From the Portland Tribune, September 20, 2011
OUR COMMENT – The fight for mental health insurance parity never caught our attention because it protects persons who have private health insurance and multiple hospitalizations each year – a minute fraction of those persons with severe and persistent mental illness.
The massive multi-year political capital expended on parity, for the most part, benefited wealthy families with kids in first episodes, and channeled those new patients into a medicalized treatment system often incapable of providing their long-term needs.
Six years ago, Oregon mental health advocates pushed for a parity law that required health insurers to provide the same benefits to patients with mental illness as they gave to patients with physical problems. At the time, health insurers argued that their costs could skyrocket if mental health parity was required.
In 2007, Oregon instituted one of the country’s most ironclad mental health parity laws. And a new study shows that, despite the concerns of insurers, the increased mental health and addiction coverage has resulted in very little increased cost.
The study, published in the September issue of the American Journal of Psychiatry, compared more than 100,000 Oregonians between 2005 and 2008 whose insurance companies were subject to the new parity laws with almost 20,000 who were in self-insured plans, which are not subject to the laws.
READ – Behavioral Health Insurance Parity: Does Oregon’s Experience Presage the National Experience With the Mental Health Parity and Addiction Equity Act? abstract only
Lead author John McConnell, a health economist at Oregon Health & Science University, says he expected to find that with limits removed, mental health patients would access more care. But that didn’t happen, McConnell says. He found virtually no difference in the health care usage between those who were granted greater coverage versus those who were not covered by the parity law.
That may or may not be good news, McConnell says.
McConnell says there may be a number of explanations why people did not use more mental health services. Some were already getting their needs met before parity was instituted. Before parity, most health insurers allowed a limited number of annual visits to a mental health provider, sometimes a dozen, sometimes as many as 20. For many patients, that was enough, McConnell says.

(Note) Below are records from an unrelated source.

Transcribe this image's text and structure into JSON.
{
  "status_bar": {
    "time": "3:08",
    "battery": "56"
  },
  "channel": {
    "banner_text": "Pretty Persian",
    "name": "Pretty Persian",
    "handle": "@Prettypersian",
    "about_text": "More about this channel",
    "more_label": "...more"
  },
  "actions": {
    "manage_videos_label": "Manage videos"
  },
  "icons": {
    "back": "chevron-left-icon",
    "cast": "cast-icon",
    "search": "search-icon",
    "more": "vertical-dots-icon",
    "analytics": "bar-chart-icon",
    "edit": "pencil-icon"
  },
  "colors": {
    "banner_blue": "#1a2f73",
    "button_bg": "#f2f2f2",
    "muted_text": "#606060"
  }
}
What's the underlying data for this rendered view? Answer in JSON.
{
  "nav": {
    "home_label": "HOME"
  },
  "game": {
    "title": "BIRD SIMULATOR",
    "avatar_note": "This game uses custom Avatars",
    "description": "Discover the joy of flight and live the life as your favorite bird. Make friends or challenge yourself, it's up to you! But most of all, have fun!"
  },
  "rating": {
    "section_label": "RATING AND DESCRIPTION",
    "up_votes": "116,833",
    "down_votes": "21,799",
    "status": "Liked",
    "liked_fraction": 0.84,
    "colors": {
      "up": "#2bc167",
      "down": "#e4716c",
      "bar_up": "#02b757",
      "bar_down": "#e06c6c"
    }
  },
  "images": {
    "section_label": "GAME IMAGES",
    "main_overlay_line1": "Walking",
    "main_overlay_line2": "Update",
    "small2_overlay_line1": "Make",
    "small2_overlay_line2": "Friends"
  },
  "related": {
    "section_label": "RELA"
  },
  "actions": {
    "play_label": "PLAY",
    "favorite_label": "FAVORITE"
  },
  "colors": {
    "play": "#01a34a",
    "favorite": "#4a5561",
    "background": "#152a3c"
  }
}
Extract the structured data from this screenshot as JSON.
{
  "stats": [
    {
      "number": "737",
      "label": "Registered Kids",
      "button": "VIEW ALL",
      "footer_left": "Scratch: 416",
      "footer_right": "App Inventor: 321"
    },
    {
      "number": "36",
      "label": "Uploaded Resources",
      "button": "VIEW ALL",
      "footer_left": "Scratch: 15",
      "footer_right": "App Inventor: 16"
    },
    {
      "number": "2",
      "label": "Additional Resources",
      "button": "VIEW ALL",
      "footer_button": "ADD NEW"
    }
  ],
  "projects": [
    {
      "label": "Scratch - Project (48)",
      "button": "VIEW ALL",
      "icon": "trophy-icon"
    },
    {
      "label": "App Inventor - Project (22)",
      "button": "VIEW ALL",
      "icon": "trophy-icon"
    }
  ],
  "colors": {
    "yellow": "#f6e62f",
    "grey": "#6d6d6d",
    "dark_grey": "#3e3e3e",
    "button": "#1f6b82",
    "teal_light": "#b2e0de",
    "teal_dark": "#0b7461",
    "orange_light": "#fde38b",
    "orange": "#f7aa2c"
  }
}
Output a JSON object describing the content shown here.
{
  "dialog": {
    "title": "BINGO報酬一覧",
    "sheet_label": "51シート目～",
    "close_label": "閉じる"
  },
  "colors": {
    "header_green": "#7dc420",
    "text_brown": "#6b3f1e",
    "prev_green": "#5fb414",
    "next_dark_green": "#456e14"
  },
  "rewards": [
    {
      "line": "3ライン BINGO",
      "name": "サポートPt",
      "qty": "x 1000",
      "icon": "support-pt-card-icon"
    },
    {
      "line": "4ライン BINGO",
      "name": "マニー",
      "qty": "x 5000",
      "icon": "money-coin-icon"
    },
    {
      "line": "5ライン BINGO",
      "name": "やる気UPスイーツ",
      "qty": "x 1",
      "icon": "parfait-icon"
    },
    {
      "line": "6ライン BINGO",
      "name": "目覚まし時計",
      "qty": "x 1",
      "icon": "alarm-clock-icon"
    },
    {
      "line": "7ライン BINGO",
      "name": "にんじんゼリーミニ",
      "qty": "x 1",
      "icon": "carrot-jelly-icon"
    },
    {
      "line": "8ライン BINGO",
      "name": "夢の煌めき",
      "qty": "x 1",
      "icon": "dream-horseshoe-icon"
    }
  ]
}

Some people, McConnell says, might have run into another obstacle: a growing shortage of mental health providers, including an acute local shortage of child psychiatrists.
Others, McConnell says, still won’t access mental health care because of personal or cultural reasons.
“The good news is for people who have wanted better parity and who have advocated for a national parity law, this doesn’t look like it’s going to break the bank,” McConnell says. “The bad news is, maybe (parity) isn’t really the panacea for removing some of the stigmatization around behavioral health care. We know there’s a lot of unmet need out there.”
In the end, McConnell says, parity mostly affects a small group of patients who need long-term outpatient treatment. He estimates that to be about 5 percent of all mental health patients.
McConnell says his study should put at ease those concerned about a federal mental health parity act that resembles Oregon’s and went into effect in October 2009.
Chris Bouneff, executive director of the Oregon chapter of the National Alliance on Mental Illness, says McConnell’s study confirms what mental health advocates had been saying all along.
“The vast majority of people who have mental health needs, it’s going to be very short term,” Bouneff says.